Fußball Uefa-Cup
Frankfurt nimmt die Hürde Bröndby problemlos

Nach dem 4:0-Erfolg im Hinspiel reichte Eintracht Frankfurt im Rückspiel beim dänischen Vizemeister Bröndby IF ein 2:2 (1:1)-Remis. Damit haben sich die Hessen für die Gruppenphase im Uefa-Cup qualifiziert.

Bundesligist Eintracht Frankfurt hat in der ersten Runde des Uefa-Pokals nichts mehr anbrennen lassen und den Einzug in die lukrative Gruppenhase perfekt gemacht. Die Hessen erkämpften sich im Rückspiel beim dänischen Vizemeister Bröndby IF ein 2:2 (1:1) und bleiben damit in dieser Saison ungeschlagen. Durch das Weiterkommen können sich die Frankfurter, die das Hinspiel mit 4:0 gewonnen hatten, über Mehreinnahmen von rund 2,5 Mill. Euro freuen.

Aleksandar Vasoski (6., 52) brachte die Eintracht mit seinem ersten "Doppelpack" für das Team von Trainer Friedhelm Funkel zweimal in Führung. Der Innenverteidiger traf zweimal nach Vorarbeit des Österreichers Markus Weissenberger per Kopf. Martin Ericcson (20.) mit einem platzierten Freistoß aus 22 Metern sowie Thomas Rasmussen (66.) glichen jeweils für die Dänen aus.

Im Bröndby-Park, wo die Eintracht beim 0:5 vor 16 Jahren eine ihrer schwärzesten Stunden im Europacup erlebt hatte, agierten die Hessen vor 14 067 Zuschauern mit dem beruhigenden Polster aus dem Hinspiel im Rücken ruhig und abgeklärt. Schon nach zwei Minuten hatte der Schweizer Benjamin Huggel in einer abwechslungsreichen Begegnung die Chance zum 1:0, er scheiterte aber an Schlussmann Casper Ankergren.

Die Dänen, die auf die im Hinspiel vom Platz gestellten Henrik Kildentoft und Mark Howard verzichten mussten, konnten die weitgehend sichere Frankfurter Abwehr um Vasoski und den griechischen Neuzugang Sotirios Kyrgiakos nur selten in Verlegenheit bringen. Bei einer der wenigen Möglichkeiten der Gastgeber rettete Eintracht-Torhüter Markus Pröll gegen Ericsson (10.) glänzend.

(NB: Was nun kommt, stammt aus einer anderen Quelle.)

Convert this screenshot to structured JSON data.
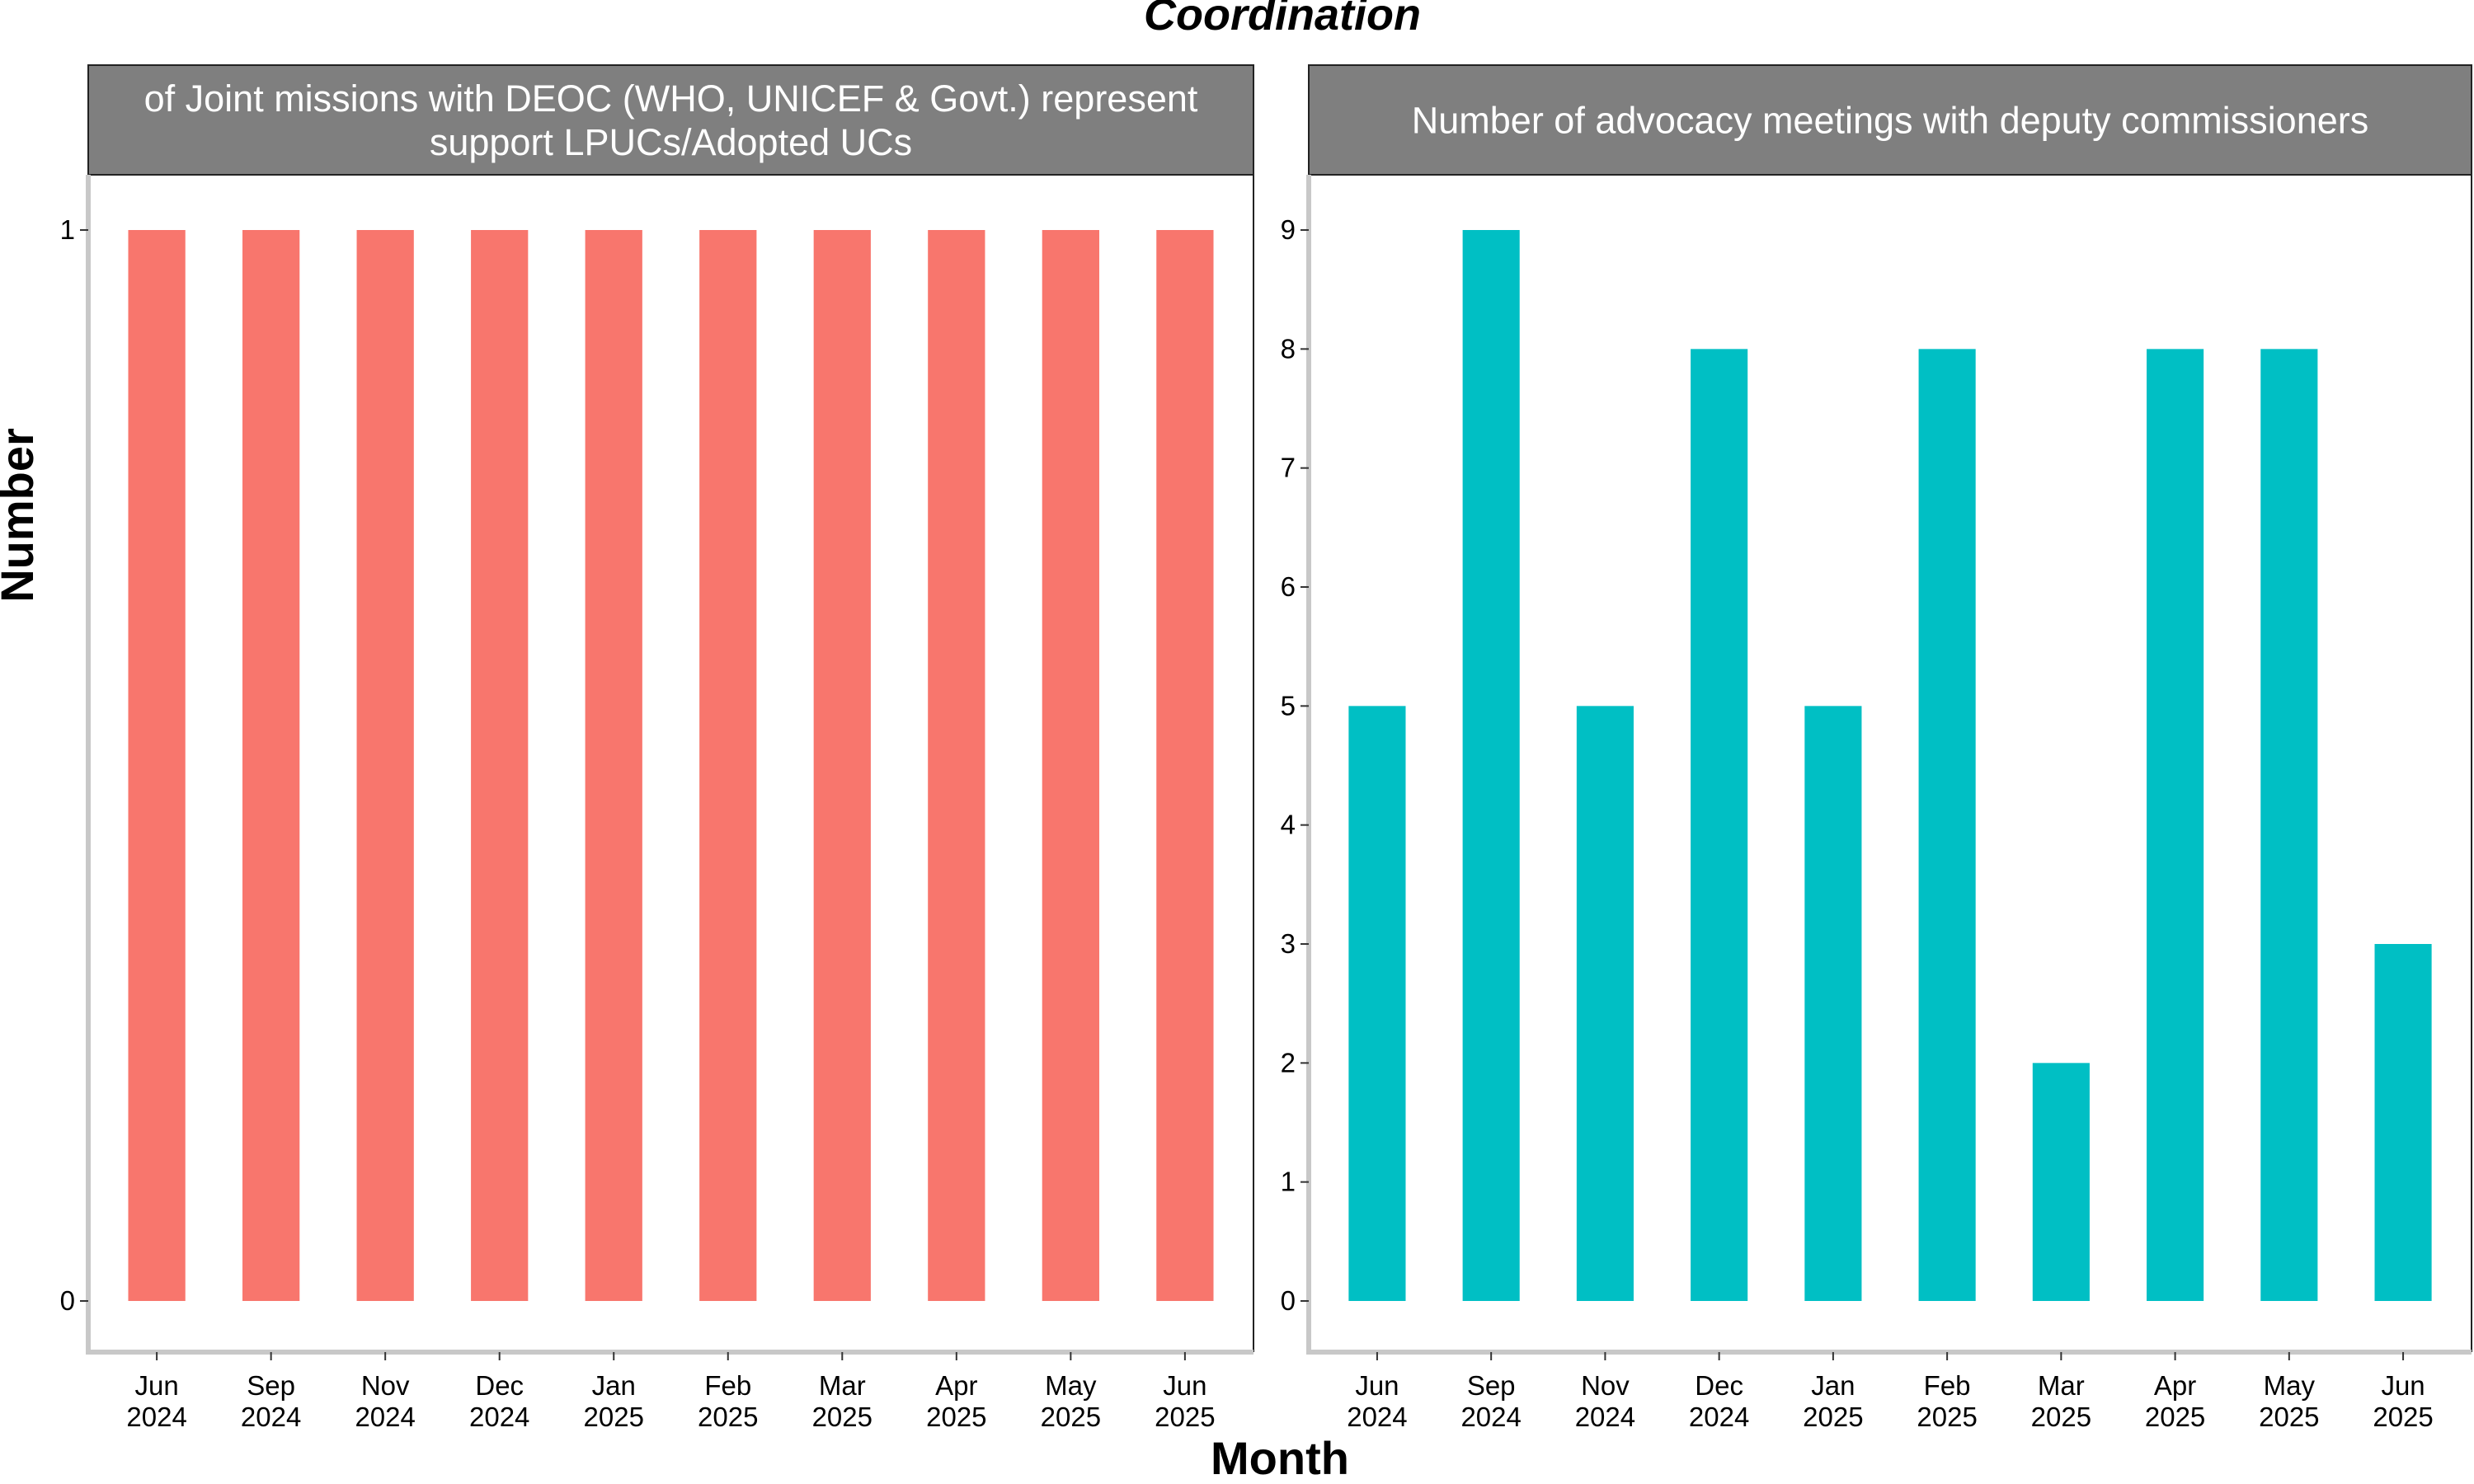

Trainer Funkel vertraute der gleichen Startelf wie im Hinspiel. Der zuletzt in der Bundesliga rot-gesperrte Vasoski nahm seinen angestammten Platz in der Innenverteidigung wieder ein. Weissenberger führte Regie hinter den Angreifern Ioannis Amanatidis und Michael Thurk, der Frankfurt mit seinem Hattrick im Hinspiel zu der sehr guten Ausgangsposition verholfen hatte.

In der zweiten Halbzeit wechselte Funkel Amanatidis und Thurk aus und gönnte seinem Sturmduo mit Blick auf das bereits am Samstag anstehende Bundesliga-Heimspiel gegen den Hamburger SV ein bisschen Ruhe. Auch mit deutlich eingelegtem Schongang kamen die Gäste aber nicht mehr groß in Gefahr.